Ok," I thought, "It's really crowded. It could be an accident." Then, the mystery hand squeezed my butt... twice. Without a thought in my head, I whipped around to face the man directly behind me.
"How
dare you," I snarled.
He immediately put both hands in the air and said, "It wasn't me."
Guilty. And that's about the time when I LOST MY SHIT.
Here's me, face to face with Mr. Grabby, placing my right hand on his
douchebag neck and shoving as hard as I can (which I'm pretty proud to say caused him to stumble back a few feet) and screaming, "HOW FUCKING DARE YOU!"
A circle cleared around us, and a lot of people began yelling. That's when Lennie jumped in and I think pulled me out of the way so he could have some words with the disgusting pervert. The rest of it was kind of a blur...I hear rage tends to do that. After spending a few minutes convulsing with adrenaline, I decided to not let it ruin the game for me. But, I am still hoping the pervert got hit by a bus later that day.
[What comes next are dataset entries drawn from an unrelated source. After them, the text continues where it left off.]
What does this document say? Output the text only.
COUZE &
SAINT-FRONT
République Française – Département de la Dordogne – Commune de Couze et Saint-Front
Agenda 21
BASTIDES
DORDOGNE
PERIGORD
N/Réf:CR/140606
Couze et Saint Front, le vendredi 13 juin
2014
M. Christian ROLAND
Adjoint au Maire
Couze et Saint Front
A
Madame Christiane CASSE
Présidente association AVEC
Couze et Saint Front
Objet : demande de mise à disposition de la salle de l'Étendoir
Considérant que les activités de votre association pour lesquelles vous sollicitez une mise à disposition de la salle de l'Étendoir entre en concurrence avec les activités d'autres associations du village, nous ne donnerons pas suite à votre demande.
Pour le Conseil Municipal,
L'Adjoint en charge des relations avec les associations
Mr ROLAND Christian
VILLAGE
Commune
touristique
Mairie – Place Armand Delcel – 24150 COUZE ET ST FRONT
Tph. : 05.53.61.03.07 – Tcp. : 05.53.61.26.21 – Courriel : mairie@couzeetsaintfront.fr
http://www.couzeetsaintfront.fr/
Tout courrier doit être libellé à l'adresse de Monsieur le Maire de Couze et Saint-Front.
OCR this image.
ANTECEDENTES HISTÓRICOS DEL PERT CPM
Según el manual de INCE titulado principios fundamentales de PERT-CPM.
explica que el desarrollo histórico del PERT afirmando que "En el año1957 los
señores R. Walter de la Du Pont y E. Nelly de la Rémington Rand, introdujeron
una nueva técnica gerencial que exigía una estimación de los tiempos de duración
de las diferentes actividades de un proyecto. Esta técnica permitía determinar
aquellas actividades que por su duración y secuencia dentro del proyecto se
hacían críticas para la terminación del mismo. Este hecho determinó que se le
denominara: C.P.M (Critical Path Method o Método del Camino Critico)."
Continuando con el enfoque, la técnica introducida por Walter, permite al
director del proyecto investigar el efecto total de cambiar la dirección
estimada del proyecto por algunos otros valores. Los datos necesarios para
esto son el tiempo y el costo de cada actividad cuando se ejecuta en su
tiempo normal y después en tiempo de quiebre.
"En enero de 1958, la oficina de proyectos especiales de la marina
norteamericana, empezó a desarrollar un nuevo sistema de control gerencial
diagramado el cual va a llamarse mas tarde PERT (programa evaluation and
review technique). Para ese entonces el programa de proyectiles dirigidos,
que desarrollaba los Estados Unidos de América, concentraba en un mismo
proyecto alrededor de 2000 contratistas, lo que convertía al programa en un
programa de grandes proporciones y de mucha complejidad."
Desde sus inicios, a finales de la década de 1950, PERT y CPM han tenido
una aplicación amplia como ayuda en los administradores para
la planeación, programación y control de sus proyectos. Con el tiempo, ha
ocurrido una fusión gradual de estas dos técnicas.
After the unexpected discovery of a backbone, I also stood up for myself when someone cut in front of me in line to buy a t-shirt. I know, it was a big day for me. We also got to see The Boss, which was pretty awesome. Plus, the actual game was not too shabby either.
Minus one moment of
guttural furor, the weekend was beautiful. Many thanks to Poppy, La La and D for watching the kids for us while we were away. We had such a good time, in fact, that we decided to expand our family. Meet "Prime" and "Sally".


We thought Sally was dead for a while. As it turns out, she is only shy.